Transitcat

Spring 2018 | Stanford, CA

Note: this article can also be viewed as a guest blog post on the Transitland website. A huge thank you to them for helping sharing our work with the wider public transit developer community!

All computer science majors at Stanford are required to carry out a senior capstone project, so during my final quarter as an undergrad I collaborated with two friends to build Transitcat, a web application aimed at helping public transit planners visualize and better understand their networks. In order to narrow down what we wanted to work on, we conducted needfinding interviews with folks from many professions, including public transit planners, urban studies lecturers, and software developers who work on other public transit-oriented products. Based on these interviews, we were able to identify gaps in the market and decided to build a tool that:

The Transitcat home page

At the core of Transitcat is GTFS, which is a common format for public transportation schedules and associated geographic information. Specifically, GTFS is a series of text files (often zipped together) that a public transit agency publishes online for developers (like us!) to use to build cool applications. Transitland (which partially inspired the name of our project) has an up-to-date Feed Registry for discovering available GTFS feeds. It also provides an excellent API for querying GTFS information in a precise yet efficient manner; Transitcat relies extensively on this service in order to make vulnerability and isochrone calculations. More on this later!

As noted in the architecture diagram below, in addition to Transitland, Transitcat relies on a few other technologies, including:

A high-level architecture diagram explaining the technologies we use in our app

A Transitcat user begins by uploading a GTFS zip file for a particular public transit network (PTN), such as Caltrain or the New York subway. We then feed this data into SNAP to build a directed graph that models the PTN; each stop is represented as a node, and two nodes share an edge if they represent consecutive stops on the same transit line. At this point we provide the user with some helpful graph stats (e.g., the number of nodes/edges and the average node degree) as well as allow them to merge their network with other PTNs. This merging feature is particularly useful as it allows users to build aggregate PTNs from multiple transit types, which in turn empowers them to conduct more thorough and real-world analyses, such as examining how Caltrain, BART, and Muni work together for riders in the Bay Area.

Results of basic network analysis on the Caltrain PTN

One of the limits of our directed graph model, however, is that it does not convey any geographic or spatial meaning. To remedy this issue, Transitcat also provides a nice visualization of a PTN’s stops and lines using the Google Maps API. From here users can take advantage of one of our application’s most powerful features: the ability to generate isochrone maps. Basically, we let users drop a pin anywhere on the map to indicate a starting point. We then utilize the previously mentioned Transitland API as well as some clever algorithm magic to figure out how far a rider can travel from that point within 10, 20, and 30 minutes using any combination of walking and public transit. The reachable areas for these three different time windows are represented by the red circles of increasing radius shown on the map. Users can also tweak both the day of the week and time of the day (e.g., Wednesday at 5pm) to see how the isochrones change over time.

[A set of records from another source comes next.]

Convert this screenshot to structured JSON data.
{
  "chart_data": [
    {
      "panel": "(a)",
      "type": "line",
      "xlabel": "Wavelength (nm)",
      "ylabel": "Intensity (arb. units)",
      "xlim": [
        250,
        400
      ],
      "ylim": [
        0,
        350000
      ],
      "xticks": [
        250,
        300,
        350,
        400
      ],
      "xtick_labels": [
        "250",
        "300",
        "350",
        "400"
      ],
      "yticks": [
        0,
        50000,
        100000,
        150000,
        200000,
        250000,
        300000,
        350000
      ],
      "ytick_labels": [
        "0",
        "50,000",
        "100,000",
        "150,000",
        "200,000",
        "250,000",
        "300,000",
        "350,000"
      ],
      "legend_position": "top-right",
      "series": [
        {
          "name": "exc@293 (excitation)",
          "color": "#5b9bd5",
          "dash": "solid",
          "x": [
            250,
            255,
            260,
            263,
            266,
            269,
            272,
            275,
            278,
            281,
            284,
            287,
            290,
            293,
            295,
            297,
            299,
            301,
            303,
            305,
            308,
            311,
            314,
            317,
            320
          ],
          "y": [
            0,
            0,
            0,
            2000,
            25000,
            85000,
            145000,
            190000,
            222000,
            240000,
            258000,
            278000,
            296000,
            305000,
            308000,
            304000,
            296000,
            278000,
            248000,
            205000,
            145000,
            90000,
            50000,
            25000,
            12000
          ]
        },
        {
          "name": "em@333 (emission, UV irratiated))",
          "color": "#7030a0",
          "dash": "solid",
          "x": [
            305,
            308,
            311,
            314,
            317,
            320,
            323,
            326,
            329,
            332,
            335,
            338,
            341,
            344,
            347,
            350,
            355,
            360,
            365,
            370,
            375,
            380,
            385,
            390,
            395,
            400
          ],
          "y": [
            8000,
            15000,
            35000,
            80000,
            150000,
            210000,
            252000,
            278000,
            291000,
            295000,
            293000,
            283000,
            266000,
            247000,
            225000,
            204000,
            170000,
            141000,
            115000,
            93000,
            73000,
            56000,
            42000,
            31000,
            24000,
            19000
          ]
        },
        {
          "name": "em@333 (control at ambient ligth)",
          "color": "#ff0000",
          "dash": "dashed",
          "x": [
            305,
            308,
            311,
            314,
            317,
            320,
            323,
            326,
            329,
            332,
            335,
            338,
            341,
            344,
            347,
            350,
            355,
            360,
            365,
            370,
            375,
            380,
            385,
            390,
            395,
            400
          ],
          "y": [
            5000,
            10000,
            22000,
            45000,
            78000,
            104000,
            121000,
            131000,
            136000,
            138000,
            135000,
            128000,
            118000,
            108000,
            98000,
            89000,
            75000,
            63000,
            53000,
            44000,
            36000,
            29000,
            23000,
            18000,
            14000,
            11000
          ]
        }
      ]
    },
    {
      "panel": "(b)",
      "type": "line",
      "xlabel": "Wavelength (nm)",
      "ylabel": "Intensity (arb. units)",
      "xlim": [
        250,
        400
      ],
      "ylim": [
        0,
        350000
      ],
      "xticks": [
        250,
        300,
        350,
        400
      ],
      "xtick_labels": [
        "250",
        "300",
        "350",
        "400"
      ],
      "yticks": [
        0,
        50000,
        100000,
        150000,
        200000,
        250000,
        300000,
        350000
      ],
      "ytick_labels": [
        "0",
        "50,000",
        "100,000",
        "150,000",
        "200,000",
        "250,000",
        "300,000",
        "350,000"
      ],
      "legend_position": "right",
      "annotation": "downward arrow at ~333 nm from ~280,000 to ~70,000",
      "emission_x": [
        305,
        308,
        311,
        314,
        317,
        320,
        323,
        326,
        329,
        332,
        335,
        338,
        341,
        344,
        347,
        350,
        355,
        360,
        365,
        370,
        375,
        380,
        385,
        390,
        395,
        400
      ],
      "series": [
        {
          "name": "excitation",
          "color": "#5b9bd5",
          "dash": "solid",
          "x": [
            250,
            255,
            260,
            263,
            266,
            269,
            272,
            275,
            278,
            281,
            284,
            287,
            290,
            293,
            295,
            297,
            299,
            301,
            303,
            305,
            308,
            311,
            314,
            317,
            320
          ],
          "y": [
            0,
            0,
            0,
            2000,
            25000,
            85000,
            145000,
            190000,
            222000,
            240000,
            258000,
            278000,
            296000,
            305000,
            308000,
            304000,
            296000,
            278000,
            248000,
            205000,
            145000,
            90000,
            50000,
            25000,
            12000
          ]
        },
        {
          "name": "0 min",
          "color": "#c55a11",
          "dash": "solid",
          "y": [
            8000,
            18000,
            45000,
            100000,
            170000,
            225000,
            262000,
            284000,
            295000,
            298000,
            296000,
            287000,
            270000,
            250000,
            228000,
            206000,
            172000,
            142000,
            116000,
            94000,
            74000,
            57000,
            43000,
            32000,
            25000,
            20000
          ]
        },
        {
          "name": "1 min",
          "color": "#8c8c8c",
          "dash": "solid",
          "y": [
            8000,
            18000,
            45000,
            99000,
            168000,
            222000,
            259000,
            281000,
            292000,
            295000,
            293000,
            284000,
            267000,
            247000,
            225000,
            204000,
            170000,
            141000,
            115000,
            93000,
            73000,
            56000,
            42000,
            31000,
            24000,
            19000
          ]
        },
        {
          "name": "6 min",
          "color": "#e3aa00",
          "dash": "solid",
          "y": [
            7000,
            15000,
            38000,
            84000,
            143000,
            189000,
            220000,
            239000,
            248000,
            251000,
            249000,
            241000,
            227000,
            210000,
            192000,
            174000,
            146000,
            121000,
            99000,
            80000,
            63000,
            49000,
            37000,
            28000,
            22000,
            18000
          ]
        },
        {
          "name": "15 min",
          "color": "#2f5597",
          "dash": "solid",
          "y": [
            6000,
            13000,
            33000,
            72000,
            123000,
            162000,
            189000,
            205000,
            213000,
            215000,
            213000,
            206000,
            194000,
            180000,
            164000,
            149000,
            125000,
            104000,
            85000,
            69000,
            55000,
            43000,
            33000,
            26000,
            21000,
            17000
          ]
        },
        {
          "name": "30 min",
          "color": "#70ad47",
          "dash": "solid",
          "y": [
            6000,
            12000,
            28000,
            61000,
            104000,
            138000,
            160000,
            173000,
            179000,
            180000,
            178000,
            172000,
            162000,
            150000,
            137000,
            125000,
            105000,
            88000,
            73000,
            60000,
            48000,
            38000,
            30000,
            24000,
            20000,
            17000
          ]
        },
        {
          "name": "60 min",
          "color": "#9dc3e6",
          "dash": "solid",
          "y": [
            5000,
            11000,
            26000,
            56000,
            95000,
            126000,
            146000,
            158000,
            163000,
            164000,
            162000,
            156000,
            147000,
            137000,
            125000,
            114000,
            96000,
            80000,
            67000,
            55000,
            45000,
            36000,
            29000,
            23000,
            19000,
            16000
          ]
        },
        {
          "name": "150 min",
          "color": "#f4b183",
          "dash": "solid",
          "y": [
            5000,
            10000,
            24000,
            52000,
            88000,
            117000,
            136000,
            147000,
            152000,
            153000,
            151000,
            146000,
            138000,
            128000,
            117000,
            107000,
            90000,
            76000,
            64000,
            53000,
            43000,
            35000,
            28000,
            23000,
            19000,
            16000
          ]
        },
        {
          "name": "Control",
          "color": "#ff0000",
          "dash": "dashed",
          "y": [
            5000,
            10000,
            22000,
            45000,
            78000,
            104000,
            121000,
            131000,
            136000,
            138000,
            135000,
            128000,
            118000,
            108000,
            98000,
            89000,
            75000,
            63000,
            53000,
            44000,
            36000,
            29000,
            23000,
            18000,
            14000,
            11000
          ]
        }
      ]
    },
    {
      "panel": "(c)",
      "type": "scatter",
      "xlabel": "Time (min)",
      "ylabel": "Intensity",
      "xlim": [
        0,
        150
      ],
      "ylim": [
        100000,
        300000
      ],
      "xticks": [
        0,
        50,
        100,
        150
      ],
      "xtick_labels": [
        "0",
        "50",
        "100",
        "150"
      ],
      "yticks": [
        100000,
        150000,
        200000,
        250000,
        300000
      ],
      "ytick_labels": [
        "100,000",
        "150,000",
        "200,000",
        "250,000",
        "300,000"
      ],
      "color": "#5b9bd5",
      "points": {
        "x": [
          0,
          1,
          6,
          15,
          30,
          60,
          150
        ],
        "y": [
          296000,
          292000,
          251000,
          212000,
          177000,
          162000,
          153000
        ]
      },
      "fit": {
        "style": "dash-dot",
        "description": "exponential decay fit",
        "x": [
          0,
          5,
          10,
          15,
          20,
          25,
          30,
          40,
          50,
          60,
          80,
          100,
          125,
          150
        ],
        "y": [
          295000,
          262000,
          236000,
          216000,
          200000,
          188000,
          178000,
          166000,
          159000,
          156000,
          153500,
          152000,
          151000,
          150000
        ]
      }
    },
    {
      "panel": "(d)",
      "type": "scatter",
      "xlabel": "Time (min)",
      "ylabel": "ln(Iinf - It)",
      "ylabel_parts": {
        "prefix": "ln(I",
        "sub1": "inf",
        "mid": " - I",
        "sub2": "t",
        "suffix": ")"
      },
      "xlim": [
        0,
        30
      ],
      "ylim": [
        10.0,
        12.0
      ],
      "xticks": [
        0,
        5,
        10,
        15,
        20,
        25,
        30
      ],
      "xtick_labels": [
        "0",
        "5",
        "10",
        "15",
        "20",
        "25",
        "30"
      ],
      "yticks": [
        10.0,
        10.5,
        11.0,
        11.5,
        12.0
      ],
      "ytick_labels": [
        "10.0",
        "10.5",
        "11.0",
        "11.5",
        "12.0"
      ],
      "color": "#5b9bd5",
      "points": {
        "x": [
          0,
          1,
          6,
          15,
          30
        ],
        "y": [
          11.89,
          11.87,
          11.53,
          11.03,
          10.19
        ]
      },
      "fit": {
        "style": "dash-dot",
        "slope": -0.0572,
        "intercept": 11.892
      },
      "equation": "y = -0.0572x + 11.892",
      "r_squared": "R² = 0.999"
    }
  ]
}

The aggregate Caltrain + BART network, with 10-, 20-, and 30-minute isochrones in red
Isochrone analysis starting near the Millbrae BART station on Wednesday at 5pm

As an added bonus, users can search within these isochrones for nearby businesses, which provides a quick metric for evaluating the equity of a PTN. For instance, a public transit planner might be interested in knowing how many grocery stores or banks are within walking distance of a particular stop. Or they simply might want to know how many Thai restaurants are in the area 😋. Either way, Transitcat seamlessly correlates public transit data with business information (available via the Yelp API), which is a feature that several of our needfinding contacts suggested.

Results of querying for “groceries” within the above isochrones

A final feature of Transitcat that’s worth highlighting is its ability to perform vulnerability analysis. Every day PTNs play a critical role in the lives of millions of people, and consequently it is becoming more important to understand the effects of potential disruptions to these networks, whether from infrastructure failure, severe weather, or targeted attacks.

To aid with this sort of analysis Transitcat allows users to select a connection between two stops in a PTN. Our app then determines how much the average travel time across the network would increase if that particular connection was removed, which is called the criticality of that edge. Although there are some limitations to this calculation (e.g., Transitcat makes the unrealistic assumption that all lines are running at all times of the day), criticality does provide a convenient baseline for measuring the relative importance of different connections in a PTN, which can be a nice starting point for helping public transit planners determine where to modify service frequency or implement new stops.

A sample criticality calculation between the Palo Alto and California Ave. Caltrain stations

Overall my teammates and I were extremely pleased with how Transitcat turned out. Besides learning new technologies and gaining experience working on a self-initiated team software project, we were also able to create something that has practical applications beyond the classroom and that we believe can make a real difference for public transit planners. Although we currently don’t have the time to continue active development of Transitcat, we have made all of the source code publicly available on Github. We’ve included instructions for getting the application up and running locally on your machine; we encourage you to play around with it, extend it or even use it as a jumping-off point for future GTFS-related applications!